How to Make Homemade Flower Pots


Small or large, plants need pots from their earliest seedling days until their maturity in full bloom. Why not make your own flower pots? Homemade flower pots make great use of recycled items, are an attractive addition to any room, porch or yard, and make wonderful gifts when they're themed to people, events and holidays. Seasonal themes work equally well at home or as gifts. Let your imagination be your guide.

Things You'll Need

  • Old flower pots
  • Broken glass and china
  • Old non-porous containers
  • Craft adhesive
  • Craft laminate
  • Ice pick
  • Hammer
  • Pebbles
  • Ceramic tile adhesive
  • Old seed packet covers
  • Spackling spatula
  • Glue gun
  • Bits of old fabric, lace, yarn and rick-rack
  • Beads and buttons
  • Craft paints

Finding the Right Containers and Materials and Designing Your Pot

  • Scout out useful containers when you shop garage sales and thrift stores. A lovely but slightly chipped old cup, a colorful antique cookie tin, or a battered ash could make a great plant receptacle.

  • Check out barn sales.
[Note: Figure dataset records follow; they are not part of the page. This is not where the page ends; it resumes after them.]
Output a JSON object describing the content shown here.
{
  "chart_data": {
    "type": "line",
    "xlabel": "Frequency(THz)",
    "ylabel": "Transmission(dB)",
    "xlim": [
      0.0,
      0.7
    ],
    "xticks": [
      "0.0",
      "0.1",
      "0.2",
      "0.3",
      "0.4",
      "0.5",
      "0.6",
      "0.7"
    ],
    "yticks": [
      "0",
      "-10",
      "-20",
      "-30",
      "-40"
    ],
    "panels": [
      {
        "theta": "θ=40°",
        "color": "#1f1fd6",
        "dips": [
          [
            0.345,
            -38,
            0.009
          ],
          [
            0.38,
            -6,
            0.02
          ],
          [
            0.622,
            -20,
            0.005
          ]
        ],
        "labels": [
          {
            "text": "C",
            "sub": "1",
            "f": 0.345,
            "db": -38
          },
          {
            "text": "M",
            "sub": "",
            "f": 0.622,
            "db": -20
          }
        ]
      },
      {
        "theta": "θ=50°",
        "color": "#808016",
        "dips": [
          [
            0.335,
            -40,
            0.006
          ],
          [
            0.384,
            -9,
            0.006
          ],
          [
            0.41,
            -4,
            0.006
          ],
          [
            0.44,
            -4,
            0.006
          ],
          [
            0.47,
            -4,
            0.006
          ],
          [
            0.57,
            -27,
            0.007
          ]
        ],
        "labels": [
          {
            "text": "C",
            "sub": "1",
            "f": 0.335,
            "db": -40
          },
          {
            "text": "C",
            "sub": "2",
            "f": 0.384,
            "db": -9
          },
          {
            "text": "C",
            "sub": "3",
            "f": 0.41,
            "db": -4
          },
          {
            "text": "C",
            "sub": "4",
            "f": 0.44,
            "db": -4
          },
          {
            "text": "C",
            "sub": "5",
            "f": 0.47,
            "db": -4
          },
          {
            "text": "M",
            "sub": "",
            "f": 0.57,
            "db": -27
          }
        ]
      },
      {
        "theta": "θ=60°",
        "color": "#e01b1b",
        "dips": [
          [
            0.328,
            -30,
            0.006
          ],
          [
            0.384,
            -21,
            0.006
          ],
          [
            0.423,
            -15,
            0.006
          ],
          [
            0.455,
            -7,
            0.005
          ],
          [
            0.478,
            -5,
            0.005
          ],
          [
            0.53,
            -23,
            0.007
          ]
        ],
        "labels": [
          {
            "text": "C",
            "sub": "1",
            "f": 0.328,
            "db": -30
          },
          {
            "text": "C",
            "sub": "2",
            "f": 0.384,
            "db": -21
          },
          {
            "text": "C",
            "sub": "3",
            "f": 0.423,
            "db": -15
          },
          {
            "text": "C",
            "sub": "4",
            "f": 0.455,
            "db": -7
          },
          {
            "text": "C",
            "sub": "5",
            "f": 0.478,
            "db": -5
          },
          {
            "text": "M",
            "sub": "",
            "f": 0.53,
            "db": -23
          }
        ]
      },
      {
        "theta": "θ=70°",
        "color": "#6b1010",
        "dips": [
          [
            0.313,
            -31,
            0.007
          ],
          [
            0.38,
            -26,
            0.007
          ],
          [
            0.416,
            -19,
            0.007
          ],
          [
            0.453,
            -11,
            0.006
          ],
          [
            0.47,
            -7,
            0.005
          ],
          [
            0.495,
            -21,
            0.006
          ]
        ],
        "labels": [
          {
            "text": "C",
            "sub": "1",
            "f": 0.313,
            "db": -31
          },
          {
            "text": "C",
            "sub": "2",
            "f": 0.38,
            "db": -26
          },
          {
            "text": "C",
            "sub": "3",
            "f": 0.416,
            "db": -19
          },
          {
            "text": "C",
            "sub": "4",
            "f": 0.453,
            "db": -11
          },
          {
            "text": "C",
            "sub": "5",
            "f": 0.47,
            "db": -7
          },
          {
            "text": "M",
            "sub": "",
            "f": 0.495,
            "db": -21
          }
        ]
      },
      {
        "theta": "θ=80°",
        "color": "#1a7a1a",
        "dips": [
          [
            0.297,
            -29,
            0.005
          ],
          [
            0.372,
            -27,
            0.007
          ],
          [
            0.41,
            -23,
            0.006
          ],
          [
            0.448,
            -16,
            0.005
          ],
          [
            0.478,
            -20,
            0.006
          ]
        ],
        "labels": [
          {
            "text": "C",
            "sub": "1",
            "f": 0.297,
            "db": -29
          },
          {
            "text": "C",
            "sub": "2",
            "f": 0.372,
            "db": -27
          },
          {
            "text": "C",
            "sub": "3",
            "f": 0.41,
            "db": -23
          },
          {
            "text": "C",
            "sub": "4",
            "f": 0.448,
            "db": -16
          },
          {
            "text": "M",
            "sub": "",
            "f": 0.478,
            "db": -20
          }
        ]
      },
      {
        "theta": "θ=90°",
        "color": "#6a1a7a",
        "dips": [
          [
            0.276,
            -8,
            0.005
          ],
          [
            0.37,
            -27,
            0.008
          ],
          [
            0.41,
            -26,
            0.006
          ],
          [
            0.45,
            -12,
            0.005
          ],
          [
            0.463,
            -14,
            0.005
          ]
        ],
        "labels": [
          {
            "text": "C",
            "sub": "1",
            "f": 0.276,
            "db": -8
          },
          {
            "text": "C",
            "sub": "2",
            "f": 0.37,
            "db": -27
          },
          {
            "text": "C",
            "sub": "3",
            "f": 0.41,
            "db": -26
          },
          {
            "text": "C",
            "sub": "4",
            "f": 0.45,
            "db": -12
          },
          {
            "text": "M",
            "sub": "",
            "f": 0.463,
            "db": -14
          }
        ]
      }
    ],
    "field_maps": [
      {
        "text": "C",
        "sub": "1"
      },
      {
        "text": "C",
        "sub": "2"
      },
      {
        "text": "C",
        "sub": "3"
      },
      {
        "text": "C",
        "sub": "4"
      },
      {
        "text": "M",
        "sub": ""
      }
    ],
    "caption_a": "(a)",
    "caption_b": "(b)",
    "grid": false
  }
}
You might find a discarded well bucket, some ceramic cookie jars or an old shaving cup that could make a fine homemade flower pot.

  • Look through your own cupboards and closets. An old Army boot, an orphaned high-topped tennis shoe or a lidless china teapot---these are all items that can be transformed into flower pots. Old cracked flower pots are also perfect candidates, as are old beach pails and lunchboxes.

  • Select a theme around which you will build your flower pot design. If you're making your flower pot as a gift, this might be a holiday, birthday, anniversary, back-to-school, thank you or congratulations on a new baby. For a working mom, decorate an old tennis shoe with sequins, pearls and faux gems. For dad, focus on a hobby or occupation theme.

  • Reflect the seasons, your décor or your personal interests when making flower pots or your own use. Consider a patchwork design for the quilter, books and glasses for the avid reader, or spools, measuring tape and fabric pieces for the seamstress.

  • Keep a collection of broken glass, mirrors, pottery and china in a cupboard along with baskets of old clothing, fabric ends, yarn, lace and rick-rack. Save a tin filled with old buttons, sequins, broken jewelry and fake gemstones. You'll mix-and-match them as you craft your flower pot.

Working With Tin and Metal

  • Use the ice pick and hammer to carefully punch out holes in the bottom of the tin. This will allow the water to drain away and avoid rusting out the tin. Metal and tin flower pots, if used indoors, will require an under-dish to protect furniture and fabrics.

  • Decorate plain tin or metal flower pots by using craft adhesive to secure the colorful covers of empty flower packets to them. After the packets have dried securely on the flower pot, coat the packets with laminate to protect the paper from water spills and drips.

  • Include a bag of pebbles to line the bottom of your metal container, if you're giving the flower pot as a gift. The pebbles will improve drainage once the pot is filled with soil.

Working With Pottery

  • Lather a layer of ceramic tile adhesive around an old flower pot, using a spackling spatula. Decorate the pot with colorful glass pieces, old buttons, broken china, beads, buttons, marbles or whatever baubles and materials you're using.

  • Use a damp cloth to wipe any adhesive residue off the decorations before allowing the flower pot to dry completely.

  • Cut colorful old fabric pieces into interesting shapes. Use a mixture of solids, prints and floral fabrics. Use craft adhesive to glue the fabric pieces in a patchwork design onto an old flower pot. Cut rick-rack into small pieces. Use a glue gun to apply the rick-rack to form a border where the fabric pieces meet. The result will be a patchwork quilt design.

Tips & Warnings

  • Cover your work surface with an old towel or newspaper to capture spills, drips and dust.
  • Don't let children work unsupervised on any flower pot project that involves hot glue, broken glass or pottery shards.